The end sighted, annoyingly far away

Remaining academic work for the year:

  1. Core seminar paper on “What today defines a ‘great power’? Are we living in a unipolar world?” (Due 6 June).
  2. Core seminar presentation, same topic, same day.
  3. Three papers for Dr. Hurrell, chosen from topics in this list (PDF).

It feels way too much like summer for me to focus properly on these things. Likewise, most of those topics really fail to inspire.

Author: Milan

In the spring of 2005, I graduated from the University of British Columbia with a degree in International Relations and a general focus in the area of environmental politics. In the fall of 2005, I began reading for an M.Phil in IR at Wadham College, Oxford. Outside school, I am very interested in photography, writing, and the outdoors. I am writing this blog to keep in touch with friends and family around the world, provide a more personal view of graduate student life in Oxford, and pass on some lessons I've learned here.

6 thoughts on “The end sighted, annoyingly far away”

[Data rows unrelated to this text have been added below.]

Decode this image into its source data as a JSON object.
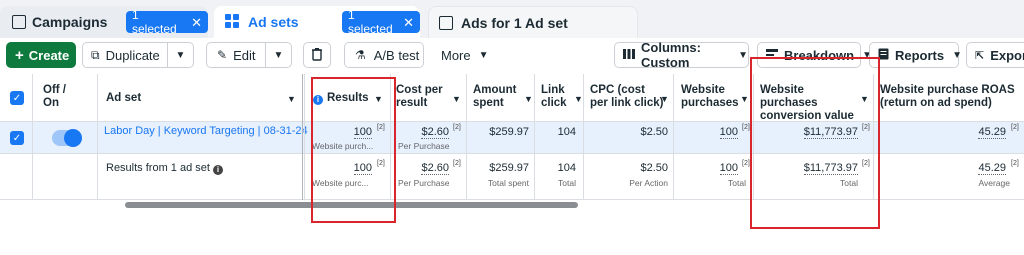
{
  "tabs": {
    "campaigns": {
      "label": "Campaigns"
    },
    "adsets": {
      "label": "Ad sets",
      "selected": "1 selected"
    },
    "campaigns_selected": "1 selected",
    "ads": {
      "label": "Ads for 1 Ad set"
    }
  },
  "toolbar": {
    "create": "Create",
    "duplicate": "Duplicate",
    "edit": "Edit",
    "ab_test": "A/B test",
    "more": "More",
    "columns": "Columns: Custom",
    "breakdown": "Breakdown",
    "reports": "Reports",
    "export": "Export"
  },
  "table": {
    "headers": {
      "off_on": "Off / On",
      "ad_set": "Ad set",
      "results": "Results",
      "cost_per_result": "Cost per result",
      "amount_spent": "Amount spent",
      "link_click": "Link click",
      "cpc": "CPC (cost per link click)",
      "website_purchases": "Website purchases",
      "website_purchases_value": "Website purchases conversion value",
      "website_purchase_roas": "Website purchase ROAS (return on ad spend)"
    },
    "row": {
      "name": "Labor Day | Keyword Targeting | 08-31-24",
      "results": "100",
      "results_sub": "Website purch...",
      "cost_per_result": "$2.60",
      "cost_per_result_sub": "Per Purchase",
      "amount_spent": "$259.97",
      "link_click": "104",
      "cpc": "$2.50",
      "website_purchases": "100",
      "conversion_value": "$11,773.97",
      "roas": "45.29"
    },
    "summary": {
      "label": "Results from 1 ad set",
      "results": "100",
      "results_sub": "Website purc...",
      "cost_per_result": "$2.60",
      "cost_per_result_sub": "Per Purchase",
      "amount_spent": "$259.97",
      "amount_spent_sub": "Total spent",
      "link_click": "104",
      "link_click_sub": "Total",
      "cpc": "$2.50",
      "cpc_sub": "Per Action",
      "website_purchases": "100",
      "website_purchases_sub": "Total",
      "conversion_value": "$11,773.97",
      "conversion_value_sub": "Total",
      "roas": "45.29",
      "roas_sub": "Average"
    },
    "footnote_marker": "[2]"
  },
  "colors": {
    "accent": "#1877f2",
    "create_green": "#0f7a3e",
    "highlight_red": "#d9262c",
    "selected_row": "#e7f0fd"
  }
}
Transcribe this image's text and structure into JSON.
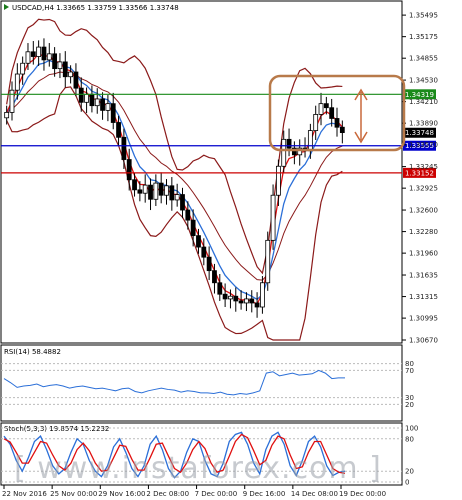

  1. Fukuyama, on the end of history:

    “What we may be witnessing in not just the end of the Cold War, or the passing of a particular period of post-war history, but the end of history as such: that is, the end point of mankind’s ideological evolution and the universalization of Western liberal democracy as the final form of human government. This is not to say that there will no longer be events to fill the pages of Foreign Affairs’s yearly summaries of international relations, for the victory of liberalism has occurred primarily in the realm of ideas or
    consciousness and is as yet incomplete in the real or material world. But there are powerful reasons for believing that it is the ideal that will govern the material world in the long run. To understand how this is so, we must first consider some theoretical issues concerning the nature of historical change.”